Führe ein Lösungsheft. Schreibe Lösungsansätze handschriftlich auf, auch wenn der Wettbewerb digital ist. Das Aufschreiben zwingt zur Klarheit und hilft beim Erkennen von Lücken im eigenen Verständnis.
Nutze Archivaufgaben systematisch. Kaum etwas bringt so viel wie das gezielte Durcharbeiten alter Olympiadeaufgaben. Viele Wettbewerbe veröffentlichen ihre Archive kostenlos — das ist hochwertiges, praxisnahes Material.
Tausch dich aus. Ferntraining kann isolierend wirken. Such den Kontakt zu Gleichgesinnten, sei es über Schulgruppen, Foren oder lokale Arbeitsgemeinschaften. Das gegenseitige Erklären von Lösungen ist eine der wirksamsten Lernmethoden überhaupt.
Welche Wettbewerbe lohnen sich für den Einstieg?

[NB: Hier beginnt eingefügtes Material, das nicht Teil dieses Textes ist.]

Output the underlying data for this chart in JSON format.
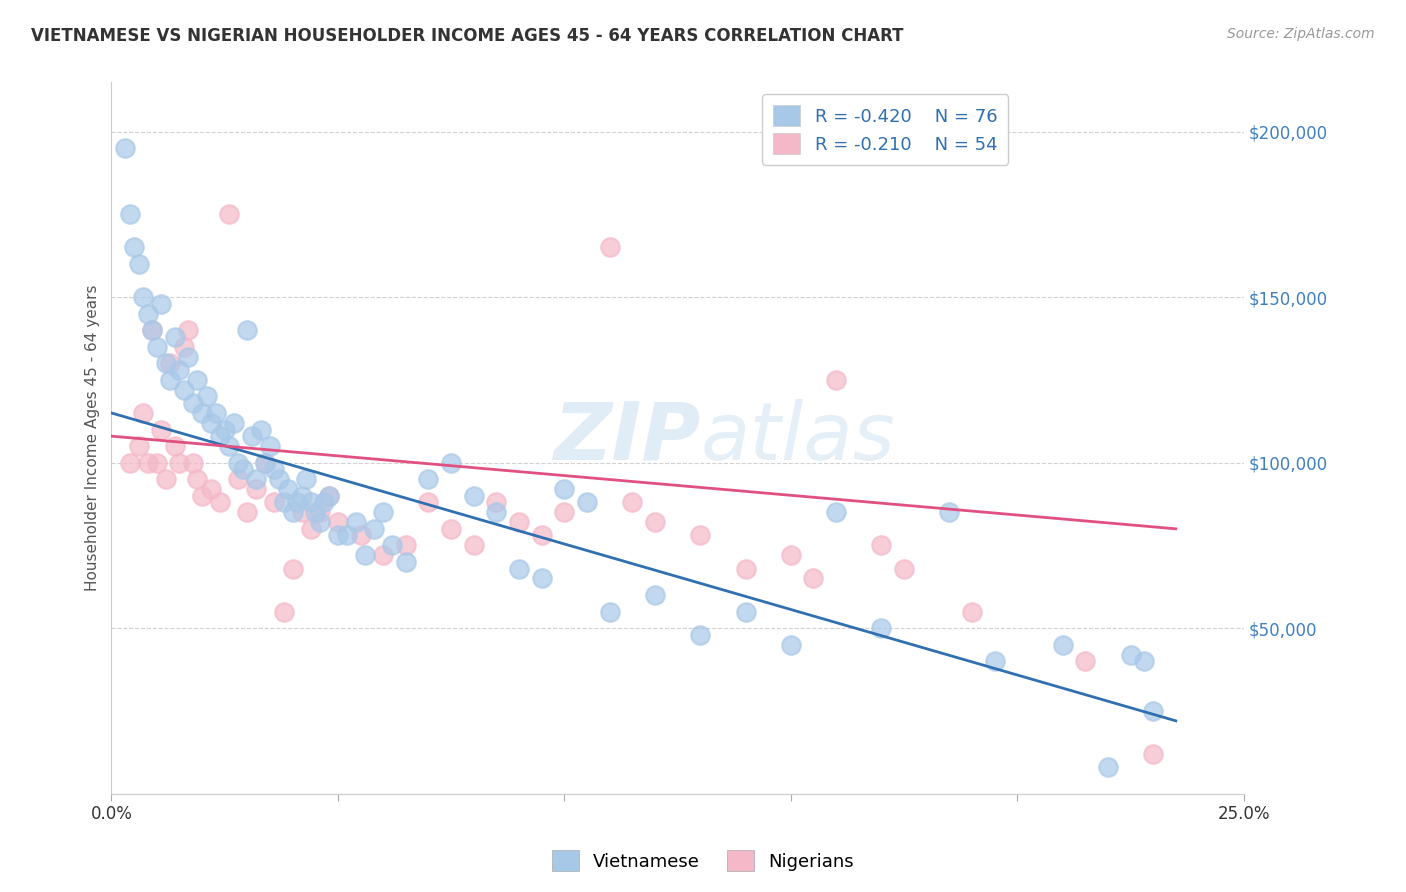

Wer noch keine Erfahrung mit Olympiaden hat, sollte nicht mit dem Bundeswettbewerb beginnen — das wäre wie ein erstes Schwimmtraining im Atlantik. Besser geeignet für den Einstieg:
- Informatik-Biber — niedrigschwellig, keine Vorkenntnisse nötig, rein online, für Klasse 3–13
- Känguru der Mathematik — Multiple-Choice, 75 Minuten, jährlich im März, sehr breite Teilnehmerbasis
- Schulrunden der Mathematik-Olympiade — der erste Schritt in einem klar gestuften Wettbewerbssystem
Diese Einstiegsformate geben ein Gefühl für den Wettbewerbscharakter, ohne zu überfordern. Wer dort Spaß entwickelt, findet den Weg zu anspruchsvolleren Runden von ganz allein.
Ferntraining und Online-Olympiaden sind kein Ersatz für tiefes Verständnis — aber sie sind ein mächtiges Werkzeug, um es zu erlangen. Wer das Angebot konsequent nutzt, konstant übt und die richtigen Wettbewerbe schrittweise angeht, wird feststellen: Die digitale Form des Lernens steht dem Präsenzunterricht in nichts nach. Manchmal übertrifft sie ihn sogar.